The 4th Battalion, 6th Infantry, organized under Task Force BAYONET, had the responsibility of taking the PDF headquarters, La Comandancia, located within Panamá City. The task force, supported by four M551 Sheridans and four Marine light armored vehicles, captured the PDF nerve center by the afternoon. BAYONET also had to protect the Americans living on Fort Amador from the PDF soldiers also stationed there. After ensuring the safety of all friendlies, the 1st Battalion, 508th Infantry (Airborne), supported by a 105-mm howitzer in direct fire mode and a Spanish recording calling on the PDF to surrender, convinced most of the enemy to voluntarily leave their barracks - thus preventing much unnecessary bloodshed on both sides.
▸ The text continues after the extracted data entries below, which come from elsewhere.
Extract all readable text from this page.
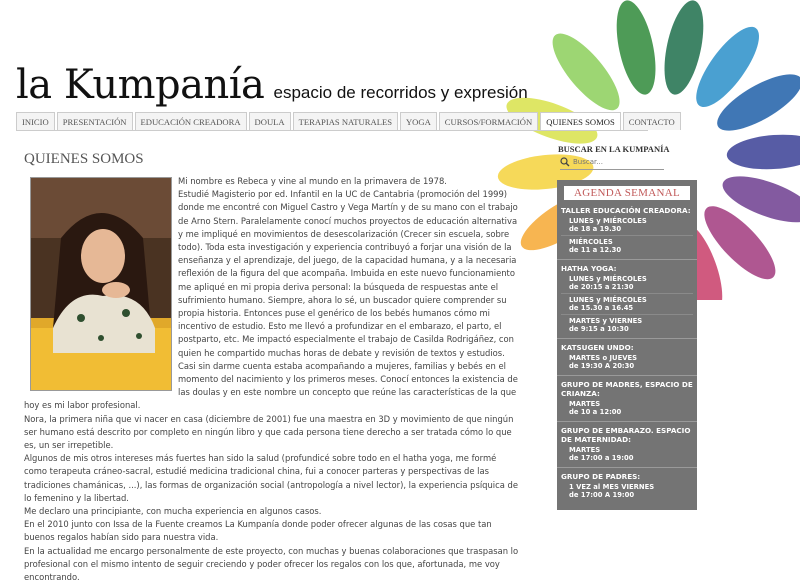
la Kumpanía espacio de recorridos y expresión
INICIO	PRESENTACIÓN	EDUCACIÓN CREADORA	DOULA	TERAPIAS NATURALES	YOGA	CURSOS/FORMACIÓN	QUIENES SOMOS	CONTACTO
QUIENES SOMOS

Mi nombre es Rebeca y vine al mundo en la primavera de 1978.

Estudié Magisterio por ed. Infantil en la UC de Cantabria (promoción del 1999) donde me encontré con Miguel Castro y Vega Martín y de su mano con el trabajo de Arno Stern. Paralelamente conocí muchos proyectos de educación alternativa y me impliqué en movimientos de desescolarización (Crecer sin escuela, sobre todo). Toda esta investigación y experiencia contribuyó a forjar una visión de la enseñanza y el aprendizaje, del juego, de la capacidad humana, y a la necesaria reflexión de la figura del que acompaña. Imbuida en este nuevo funcionamiento me apliqué en mi propia deriva personal: la búsqueda de respuestas ante el sufrimiento humano. Siempre, ahora lo sé, un buscador quiere comprender su propia historia. Entonces puse el genérico de los bebés humanos cómo mi incentivo de estudio. Esto me llevó a profundizar en el embarazo, el parto, el postparto, etc. Me impactó especialmente el trabajo de Casilda Rodrigáñez, con quien he compartido muchas horas de debate y revisión de textos y estudios. Casi sin darme cuenta estaba acompañando a mujeres, familias y bebés en el momento del nacimiento y los primeros meses. Conocí entonces la existencia de las doulas y en este nombre un concepto que reúne las características de la que hoy es mi labor profesional.

Nora, la primera niña que vi nacer en casa (diciembre de 2001) fue una maestra en 3D y movimiento de que ningún ser humano está descrito por completo en ningún libro y que cada persona tiene derecho a ser tratada cómo lo que es, un ser irrepetible.

Algunos de mis otros intereses más fuertes han sido la salud (profundicé sobre todo en el hatha yoga, me formé como terapeuta cráneo-sacral, estudié medicina tradicional china, fui a conocer parteras y perspectivas de las tradiciones chamánicas, ...), las formas de organización social (antropología a nivel lector), la experiencia psíquica de lo femenino y la libertad.

Me declaro una principiante, con mucha experiencia en algunos casos.

En el 2010 junto con Issa de la Fuente creamos La Kumpanía donde poder ofrecer algunas de las cosas que tan buenos regalos habían sido para nuestra vida.

En la actualidad me encargo personalmente de este proyecto, con muchas y buenas colaboraciones que traspasan lo profesional con el mismo intento de seguir creciendo y poder ofrecer los regalos con los que, afortunada, me voy encontrando.

BUSCAR EN LA KUMPANÍA
Buscar...
AGENDA SEMANAL
TALLER EDUCACIÓN CREADORA:
LUNES y MIÉRCOLES
de 18 a 19.30
MIÉRCOLES
de 11 a 12.30
HATHA YOGA:
LUNES y MIÉRCOLES
de 20:15 a 21:30
LUNES y MIÉRCOLES
de 15.30 a 16.45
MARTES y VIERNES
de 9:15 a 10:30
KATSUGEN UNDO:
MARTES o JUEVES
de 19:30 A 20:30
GRUPO DE MADRES, ESPACIO DE CRIANZA:
MARTES
de 10 a 12:00
GRUPO DE EMBARAZO. ESPACIO DE MATERNIDAD:
MARTES
de 17:00 a 19:00
GRUPO DE PADRES:
1 VEZ al MES VIERNES
de 17:00 A 19:00
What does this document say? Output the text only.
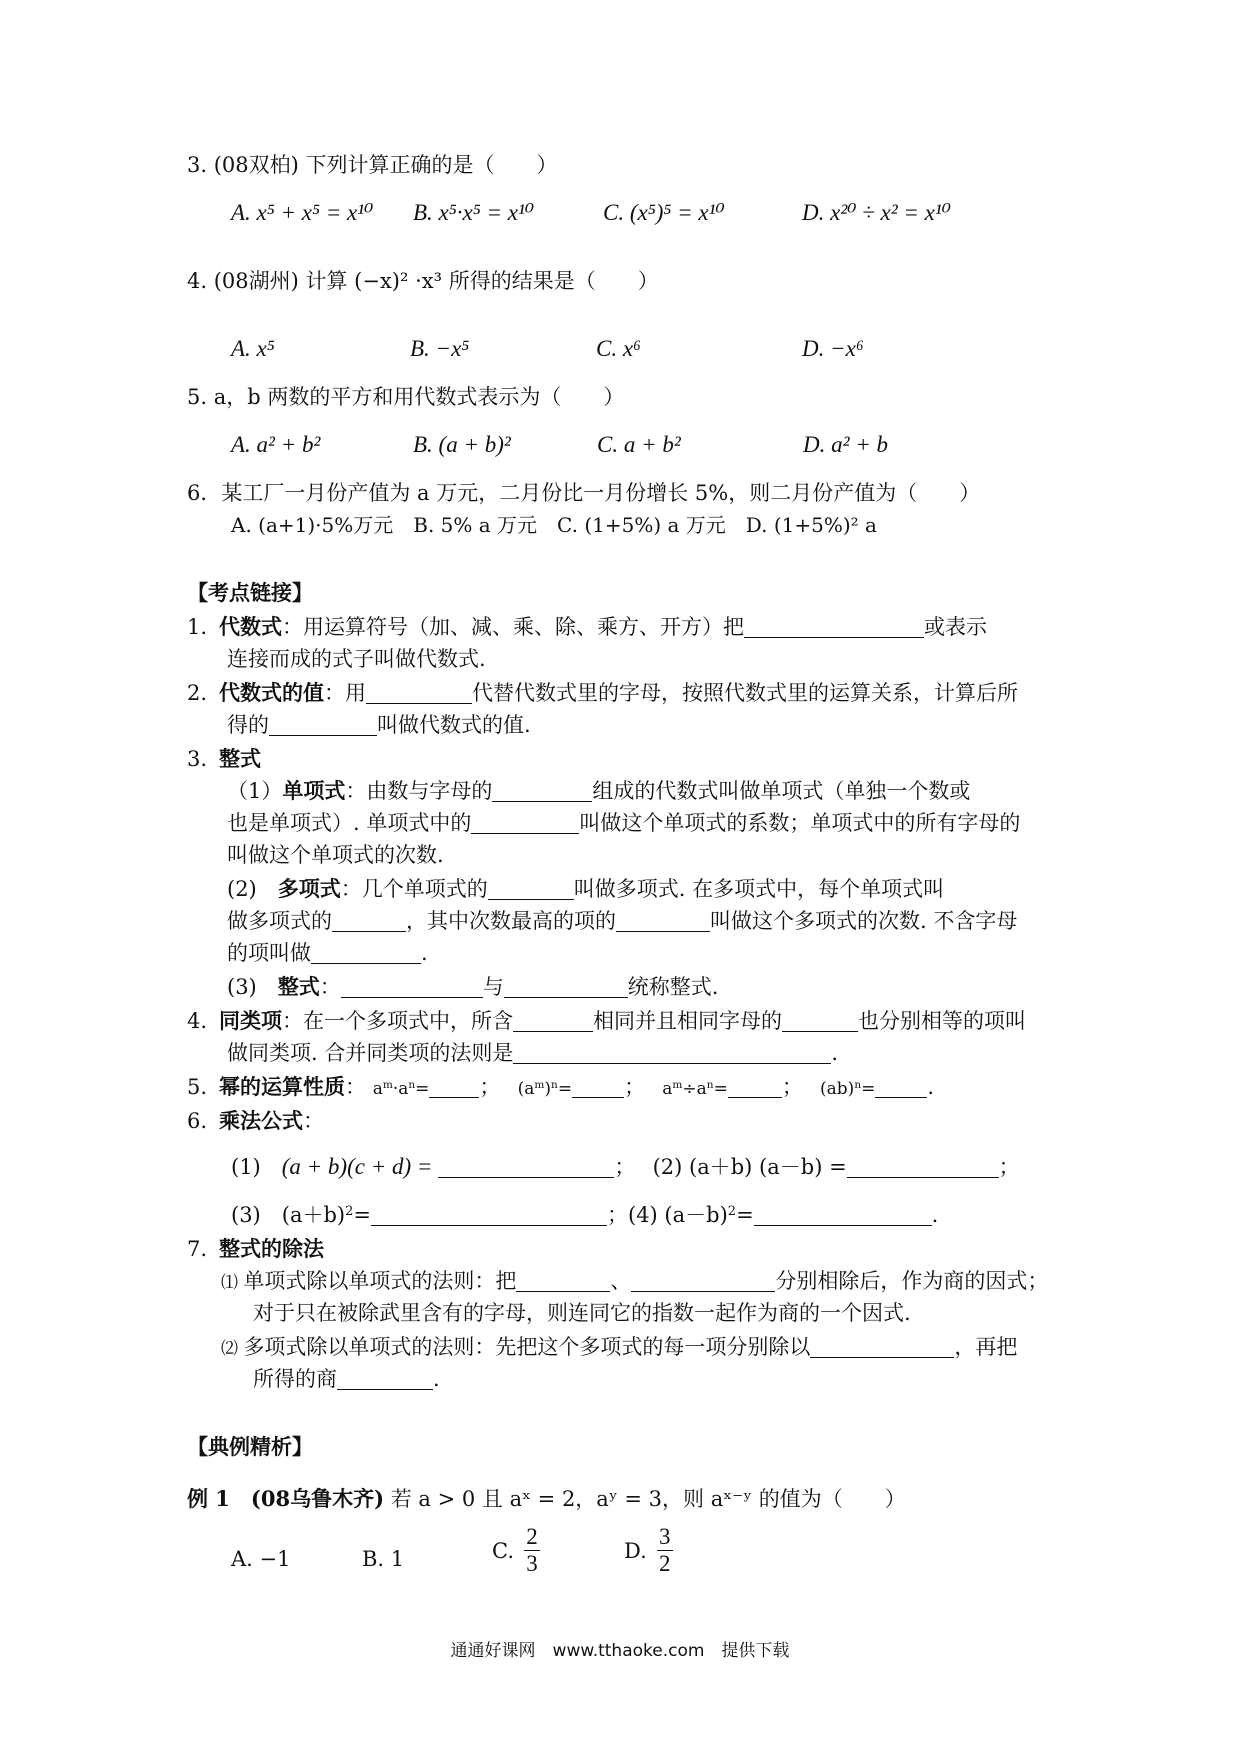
3. (08双柏) 下列计算正确的是（　　）
A. x⁵ + x⁵ = x¹⁰ B. x⁵·x⁵ = x¹⁰	C. (x⁵)⁵ = x¹⁰	D. x²⁰ ÷ x² = x¹⁰
4. (08湖州) 计算 (−x)² ·x³ 所得的结果是（　　）
A. x⁵	B. −x⁵	C. x⁶	D. −x⁶
5. a，b 两数的平方和用代数式表示为（　　）
A. a² + b²	B. (a + b)²	C. a + b²	D. a² + b
6．某工厂一月份产值为 a 万元，二月份比一月份增长 5%，则二月份产值为（　　）
A. (a+1)·5%万元　B. 5% a 万元　C. (1+5%) a 万元　D. (1+5%)² a
【考点链接】
1. 代数式：用运算符号（加、减、乘、除、乘方、开方）把	或表示
连接而成的式子叫做代数式.
2. 代数式的值：用	代替代数式里的字母，按照代数式里的运算关系，计算后所
得的	叫做代数式的值.
3. 整式
（1）单项式：由数与字母的	组成的代数式叫做单项式（单独一个数或
也是单项式）. 单项式中的	叫做这个单项式的系数；单项式中的所有字母的
叫做这个单项式的次数.
(2)　多项式：几个单项式的	叫做多项式. 在多项式中，每个单项式叫
做多项式的	，其中次数最高的项的	叫做这个多项式的次数. 不含字母
的项叫做	.
(3)　整式：	与	统称整式.
4. 同类项：在一个多项式中，所含	相同并且相同字母的	也分别相等的项叫
做同类项. 合并同类项的法则是	.
5. 幂的运算性质： $a^m\cdot a^n=$ ；　 $(a^m)^n=$ ；　 $a^m\div a^n=$	；　 (ab)$^n$= .
6. 乘法公式：
(1)　(a + b)(c + d) =	；　 (2) (a＋b) (a－b) =	；
(3)　$(a+b)^2=$	；(4) $(a-b)^2=$	.
7. 整式的除法
⑴ 单项式除以单项式的法则：把	、	分别相除后，作为商的因式；
对于只在被除武里含有的字母，则连同它的指数一起作为商的一个因式.
⑵ 多项式除以单项式的法则：先把这个多项式的每一项分别除以	，再把
所得的商	.
【典例精析】
例 1　(08乌鲁木齐) 若 a > 0 且 aˣ = 2，aʸ = 3，则 aˣ⁻ʸ 的值为（　　）
A. −1	B. 1	C. $\frac{2}{3}$	D. $\frac{3}{2}$
通通好课网　www.tthaoke.com　提供下载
In the Canal Zone interior, Task Force ATLANTIC (3d Battalion, 504th Infantry) secured Madden Dam, a vital piece of infrastructure that regulated much of the water draining into the canal, and ensured the safety of 160 American Panama Canal Company employees in the nearby town of Gamboa from the local PDF garrison. It also freed two Americans and some Panamanian political prisoners held in Renacer Prison and captured the Cerro Tigre electrical distribution center which doubled as the PDF's logistical heart. In addition, Task Force ATLANTIC had responsibility for objectives on the Caribbean seacoast. The 4th Battalion, 17th Infantry, quickly captured Coco Solo Naval Station. Unfortunately two gunboats escaped following a scuffle at the gate between the Panamanian guards and American military policemen that alerted the boats' crew. Shortly thereafter a company from the 4th Battalion, 17th Infantry successfully blocked the road leading to nearby Colon, preventing its PDF garrison from escaping. At Fort Espinar the 8th PDF Company put up a spirited defense prior to the 4th Battalion, 17th Infantry, spraying their position with Vulcan machine gun fire and calling on them to surrender. The Americans also occupied France Field to prevent Noriega using it as another possible means of escape. Under the cover of darkness, two battalions of Rangers jumped onto Rio Hato Military Base, an installation 50 miles from the Canal Zone and home to over 500 PDF soldiers. By sunrise on 20 December the Rangers had fought and won a 360 degree fight against a determined enemy. Later that morning, the 4th Battalion, 325th Infantry executed the final air assault mission of the day against Fort Cimarron, home of PDF Battalion 2000. Most of the unit's 200 men were loyal to Noriega and followed their orders to slip away into the jungle. Those who remained put up a stubborn resistance, which prevented the Americans from declaring the fort secure until after midnight on the morning of 21 December.

Throughout the operation, the question of Noriega's whereabouts lingered.. Initial U.S. military attempts on 19 and 20 December to capture Noriega were unsuccessful and the ousted "maximum leader" managed to avoid forty separate efforts over the next several days to capture him. Finally, on Christmas Eve, he was found taking refuge in the Vatican Embassy. After some persuasion, Noriega quietly surrendered himself on 3 January 1990 to U.S. authorities who flew him to Miami, Florida for arraignment. Two years later a U.S. federal court convicted him on eight counts of racketeering, drug trafficking, and money laundering and sentenced him to forty years in prison.

Numerous small-scale missions, police duties, and reconstruction assistance occurred for a few weeks after the end of major operations on 21 December 1989 . American forces found the rapid shift from combat to peacekeeping especially challenging - a situation exasperated by initial shortages of civil affairs personnel. However, these deficiencies were quickly rectified, and in many cases U.S. forces helped improve the Panamanian peoples' quality of life. Through careful planning and execution by the U.S. military, Operation JUST CAUSE enabled the Panamanians to rise to the occasion and take control of their country without fear of reprisal from Noriega.